Ksenia knew something.
"Tell me what you know," I demanded, stepping closer.
"It would do the general a disservice to make assumptions about his future based on his past," Ksenia replied slowly, carefully.
My brows drew together as I tried to make sense of that. She was obviously alluding to something, watching me closely and hoping I would understand what she was trying to say. I didn't.
"You're leaving sooner," she said then, changing the subject with a fair amount of disappointment once she realized I wasn't catching on. "Any moment now, I imagine. I can't…you'll be with them now, Dante, and they support her. If she decides to end you, neither Roman nor I will be around to stop her."
"I was never under any impression you would defend me anyway," I grumbled. "As I recall, you're the ones who brought me to her in chains in the first place."
Her lips slanted into a frown but she dipped her head in acknowledgement of the point.
"Until we meet again, Viper.”
Then she bowed slightly, pressing her hands together in a strange way I wasn't familiar with, some human custom, no doubt. I mimicked the movement and watched as she passed through my door again, Phantom trailing after her.
It wasn't long until one of the general's stone-faced warriors came to fetch me. He walked me down the hall to meet with the others in the foyer. I stayed in the back, lingering with the warrior who seemed to be assigned to watch over me.
I saw Adrian's friend first, the one from the Underground who hadn't been Culled. I still couldn't remember his name. He stoodin a circle of warriors, telling some loud story I tried not to hear that the others were chuckling and shaking their heads at. Adrian stood with the general at the front of the group. She kept fidgeting with her strange and beautiful armor, shifting on her feet and pulling at the metal collar, as she listened to the general speaking with one of his men in low tones. I glared at the back of his head, remembering the sting of every slap of his blade from the day before.
What an asshole.
"Thank you, Tamim, you may go," someone spoke suddenly from beside me.

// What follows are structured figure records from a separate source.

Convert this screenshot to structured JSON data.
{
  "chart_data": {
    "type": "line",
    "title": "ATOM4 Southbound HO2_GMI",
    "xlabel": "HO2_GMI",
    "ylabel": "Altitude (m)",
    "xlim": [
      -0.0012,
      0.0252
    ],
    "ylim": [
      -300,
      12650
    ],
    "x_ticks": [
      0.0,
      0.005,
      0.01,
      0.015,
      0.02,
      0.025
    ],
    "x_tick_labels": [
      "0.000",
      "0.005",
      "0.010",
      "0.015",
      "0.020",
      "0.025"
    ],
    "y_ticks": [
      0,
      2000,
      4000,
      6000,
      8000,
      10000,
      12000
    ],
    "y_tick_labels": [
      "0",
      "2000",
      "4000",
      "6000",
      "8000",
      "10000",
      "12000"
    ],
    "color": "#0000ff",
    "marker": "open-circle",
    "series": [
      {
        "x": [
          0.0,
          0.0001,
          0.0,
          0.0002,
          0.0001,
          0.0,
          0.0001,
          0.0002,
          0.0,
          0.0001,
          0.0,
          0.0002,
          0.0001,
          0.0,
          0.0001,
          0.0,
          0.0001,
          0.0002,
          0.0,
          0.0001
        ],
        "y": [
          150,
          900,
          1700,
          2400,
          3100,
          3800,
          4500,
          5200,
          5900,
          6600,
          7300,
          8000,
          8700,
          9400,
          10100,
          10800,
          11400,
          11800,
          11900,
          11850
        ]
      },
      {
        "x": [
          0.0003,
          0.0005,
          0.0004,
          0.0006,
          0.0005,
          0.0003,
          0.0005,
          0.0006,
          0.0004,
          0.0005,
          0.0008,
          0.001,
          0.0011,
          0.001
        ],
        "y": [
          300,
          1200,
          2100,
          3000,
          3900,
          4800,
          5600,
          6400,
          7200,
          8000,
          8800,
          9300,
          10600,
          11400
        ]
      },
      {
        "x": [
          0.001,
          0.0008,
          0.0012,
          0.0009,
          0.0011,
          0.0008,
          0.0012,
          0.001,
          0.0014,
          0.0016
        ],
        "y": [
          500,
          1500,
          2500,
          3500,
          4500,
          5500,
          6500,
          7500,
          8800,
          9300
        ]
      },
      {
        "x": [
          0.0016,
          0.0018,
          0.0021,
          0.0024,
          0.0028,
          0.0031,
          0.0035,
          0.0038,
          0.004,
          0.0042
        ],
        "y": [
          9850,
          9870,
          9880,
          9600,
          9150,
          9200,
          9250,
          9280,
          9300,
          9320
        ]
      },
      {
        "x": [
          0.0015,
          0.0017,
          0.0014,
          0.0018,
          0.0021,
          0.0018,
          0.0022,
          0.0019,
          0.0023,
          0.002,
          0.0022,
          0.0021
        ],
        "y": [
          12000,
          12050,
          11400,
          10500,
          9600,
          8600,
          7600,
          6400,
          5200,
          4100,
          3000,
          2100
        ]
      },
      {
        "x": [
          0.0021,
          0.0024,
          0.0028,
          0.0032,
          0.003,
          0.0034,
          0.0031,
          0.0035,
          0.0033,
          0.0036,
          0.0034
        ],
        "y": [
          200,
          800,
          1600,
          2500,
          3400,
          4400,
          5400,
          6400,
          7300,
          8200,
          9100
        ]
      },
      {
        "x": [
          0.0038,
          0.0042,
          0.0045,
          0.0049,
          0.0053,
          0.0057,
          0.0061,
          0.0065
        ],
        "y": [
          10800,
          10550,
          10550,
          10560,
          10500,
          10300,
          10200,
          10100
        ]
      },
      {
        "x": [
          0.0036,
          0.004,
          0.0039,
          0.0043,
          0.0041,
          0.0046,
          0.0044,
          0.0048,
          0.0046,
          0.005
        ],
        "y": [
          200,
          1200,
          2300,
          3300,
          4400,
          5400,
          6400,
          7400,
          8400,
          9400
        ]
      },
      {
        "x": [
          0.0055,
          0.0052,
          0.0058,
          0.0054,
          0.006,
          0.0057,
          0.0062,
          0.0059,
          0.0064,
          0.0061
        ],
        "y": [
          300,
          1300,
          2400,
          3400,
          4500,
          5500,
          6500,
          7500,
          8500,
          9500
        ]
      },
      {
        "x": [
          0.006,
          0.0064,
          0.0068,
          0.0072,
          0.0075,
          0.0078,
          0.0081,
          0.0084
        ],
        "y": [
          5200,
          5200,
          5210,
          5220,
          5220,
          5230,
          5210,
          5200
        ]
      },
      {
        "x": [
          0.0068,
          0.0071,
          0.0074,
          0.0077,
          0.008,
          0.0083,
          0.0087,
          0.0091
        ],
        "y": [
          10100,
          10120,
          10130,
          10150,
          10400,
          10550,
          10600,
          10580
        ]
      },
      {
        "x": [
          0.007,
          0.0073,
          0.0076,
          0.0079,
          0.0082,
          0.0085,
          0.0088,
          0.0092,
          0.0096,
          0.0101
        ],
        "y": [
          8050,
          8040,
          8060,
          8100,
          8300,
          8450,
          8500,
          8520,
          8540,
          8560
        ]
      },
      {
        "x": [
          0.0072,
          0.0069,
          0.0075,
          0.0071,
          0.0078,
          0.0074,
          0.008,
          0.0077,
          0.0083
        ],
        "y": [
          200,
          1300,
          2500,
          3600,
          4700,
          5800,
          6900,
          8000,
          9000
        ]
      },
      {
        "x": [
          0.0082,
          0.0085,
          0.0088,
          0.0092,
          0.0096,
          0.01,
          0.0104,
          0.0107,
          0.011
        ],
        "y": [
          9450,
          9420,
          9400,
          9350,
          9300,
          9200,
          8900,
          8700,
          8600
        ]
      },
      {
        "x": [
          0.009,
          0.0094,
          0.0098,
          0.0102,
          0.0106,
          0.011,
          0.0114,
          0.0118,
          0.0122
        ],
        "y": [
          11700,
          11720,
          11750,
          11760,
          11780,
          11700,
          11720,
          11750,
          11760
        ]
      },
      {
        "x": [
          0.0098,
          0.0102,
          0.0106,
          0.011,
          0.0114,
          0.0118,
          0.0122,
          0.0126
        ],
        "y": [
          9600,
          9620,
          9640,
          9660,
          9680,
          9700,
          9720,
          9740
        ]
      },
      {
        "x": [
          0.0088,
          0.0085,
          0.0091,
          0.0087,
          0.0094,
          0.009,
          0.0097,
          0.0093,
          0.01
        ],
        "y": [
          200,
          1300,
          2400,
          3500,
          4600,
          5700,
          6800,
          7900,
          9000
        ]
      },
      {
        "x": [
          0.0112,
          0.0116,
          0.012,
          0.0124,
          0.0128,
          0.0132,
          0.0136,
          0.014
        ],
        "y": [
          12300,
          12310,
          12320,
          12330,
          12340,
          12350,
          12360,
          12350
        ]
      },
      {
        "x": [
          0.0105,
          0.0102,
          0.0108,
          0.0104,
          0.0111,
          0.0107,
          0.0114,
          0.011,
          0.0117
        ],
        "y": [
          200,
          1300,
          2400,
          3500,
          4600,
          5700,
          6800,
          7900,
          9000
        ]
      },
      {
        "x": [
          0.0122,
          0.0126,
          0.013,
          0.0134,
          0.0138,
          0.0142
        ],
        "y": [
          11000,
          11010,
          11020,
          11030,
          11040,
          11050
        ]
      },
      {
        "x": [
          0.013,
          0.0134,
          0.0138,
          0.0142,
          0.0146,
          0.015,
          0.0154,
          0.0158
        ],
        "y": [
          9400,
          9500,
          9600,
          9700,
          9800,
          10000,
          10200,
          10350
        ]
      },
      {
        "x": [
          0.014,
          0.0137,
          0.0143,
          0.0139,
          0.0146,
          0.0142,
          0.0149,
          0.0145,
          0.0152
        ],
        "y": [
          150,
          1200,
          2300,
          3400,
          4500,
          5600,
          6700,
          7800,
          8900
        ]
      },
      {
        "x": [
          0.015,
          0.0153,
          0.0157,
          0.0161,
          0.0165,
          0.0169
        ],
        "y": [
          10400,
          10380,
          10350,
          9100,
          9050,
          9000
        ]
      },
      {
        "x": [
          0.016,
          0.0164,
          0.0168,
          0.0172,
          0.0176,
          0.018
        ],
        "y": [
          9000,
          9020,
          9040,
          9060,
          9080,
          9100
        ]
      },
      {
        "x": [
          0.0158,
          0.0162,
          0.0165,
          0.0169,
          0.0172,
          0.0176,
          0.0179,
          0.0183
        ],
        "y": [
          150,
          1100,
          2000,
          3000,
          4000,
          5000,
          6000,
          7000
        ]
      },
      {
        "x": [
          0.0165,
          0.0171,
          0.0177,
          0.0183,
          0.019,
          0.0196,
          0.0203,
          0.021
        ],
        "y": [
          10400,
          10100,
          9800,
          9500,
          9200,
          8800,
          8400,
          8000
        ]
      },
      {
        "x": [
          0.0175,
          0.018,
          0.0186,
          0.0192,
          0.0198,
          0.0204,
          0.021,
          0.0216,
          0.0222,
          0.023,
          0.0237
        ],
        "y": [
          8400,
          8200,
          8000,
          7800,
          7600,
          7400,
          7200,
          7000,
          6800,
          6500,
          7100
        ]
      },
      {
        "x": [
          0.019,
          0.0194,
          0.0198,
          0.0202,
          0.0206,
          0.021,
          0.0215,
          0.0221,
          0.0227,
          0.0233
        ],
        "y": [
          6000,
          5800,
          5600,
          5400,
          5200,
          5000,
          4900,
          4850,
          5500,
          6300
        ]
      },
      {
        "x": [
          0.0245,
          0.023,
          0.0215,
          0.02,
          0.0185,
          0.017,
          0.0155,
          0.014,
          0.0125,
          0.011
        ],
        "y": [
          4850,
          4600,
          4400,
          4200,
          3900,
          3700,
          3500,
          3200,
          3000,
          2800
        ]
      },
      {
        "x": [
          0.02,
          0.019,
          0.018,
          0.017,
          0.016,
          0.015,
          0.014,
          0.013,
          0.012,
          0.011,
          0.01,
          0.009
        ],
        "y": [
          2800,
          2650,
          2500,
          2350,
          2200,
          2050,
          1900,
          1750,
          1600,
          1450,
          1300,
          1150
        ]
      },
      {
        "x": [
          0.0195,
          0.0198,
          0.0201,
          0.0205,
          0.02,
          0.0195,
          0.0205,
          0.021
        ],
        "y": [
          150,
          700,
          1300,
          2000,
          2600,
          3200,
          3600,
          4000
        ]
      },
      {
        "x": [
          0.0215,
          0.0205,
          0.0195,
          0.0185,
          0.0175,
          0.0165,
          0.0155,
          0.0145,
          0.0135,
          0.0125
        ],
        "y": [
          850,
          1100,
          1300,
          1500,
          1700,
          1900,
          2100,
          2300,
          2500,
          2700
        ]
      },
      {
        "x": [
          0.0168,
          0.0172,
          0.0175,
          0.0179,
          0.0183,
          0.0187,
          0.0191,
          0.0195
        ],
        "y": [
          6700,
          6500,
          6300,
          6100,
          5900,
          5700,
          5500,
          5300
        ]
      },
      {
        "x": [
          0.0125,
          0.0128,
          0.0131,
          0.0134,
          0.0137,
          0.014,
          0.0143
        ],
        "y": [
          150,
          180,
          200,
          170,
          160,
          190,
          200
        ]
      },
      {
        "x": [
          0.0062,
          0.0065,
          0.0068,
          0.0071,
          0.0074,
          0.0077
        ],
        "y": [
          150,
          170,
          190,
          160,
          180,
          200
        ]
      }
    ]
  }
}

I glanced over to find Adrian's other friend at my side. The girl with the braids from the Second Ring whose name was Zya stood still as the warrior who'd fetched me, Tamim, I supposed, nodded and sauntered off to join the group with the Underground boy. Zya frowned but didn't glance my way, keeping her eyes on Adrian at the head of the crowd instead.
"What did you do to get assigned as my babysitter?" I asked, my voice low so only she could hear.
She tensed, jaw clenching immediately.
"I happen to be one of the few in our camp whom Adrian trusts not to kill you," she ground out through gritted teeth, sharp gaze flicking up to me once. "Though I'm more than willing to try if you keep up that attitude."
I rolled my eyes, looking back to the front just as the doors to the foyer began to open. Second Ringers. Always thought themselves so capable.
"You're welcome to try," I muttered back. "Everyone else has been since the moment I arrived in Pavos."
"The moment you betrayed your bonded, you mean."
I fought against the wince, controlling my reaction so she couldn't see just how expertly she'd struck at my soul. And the doubt reared its ugly head again, the way it had since the oldwoman opened her mouth and spoke of gods and goddesses beyond the Geist, about prophecies and soul bonds and mates, about destiny and choice.
Not a true bond.
Her words played in my head as a mockery of my heart. There was nothing more true, more genuine, more authentic than the bond I'd felt with Adrian. There was nothing more real than my feelings for her. Even though I hadn't chosen them when it mattered, that didn't mean they weren't there. That was the truth. Because it was my truth. No matter what human religion dictated.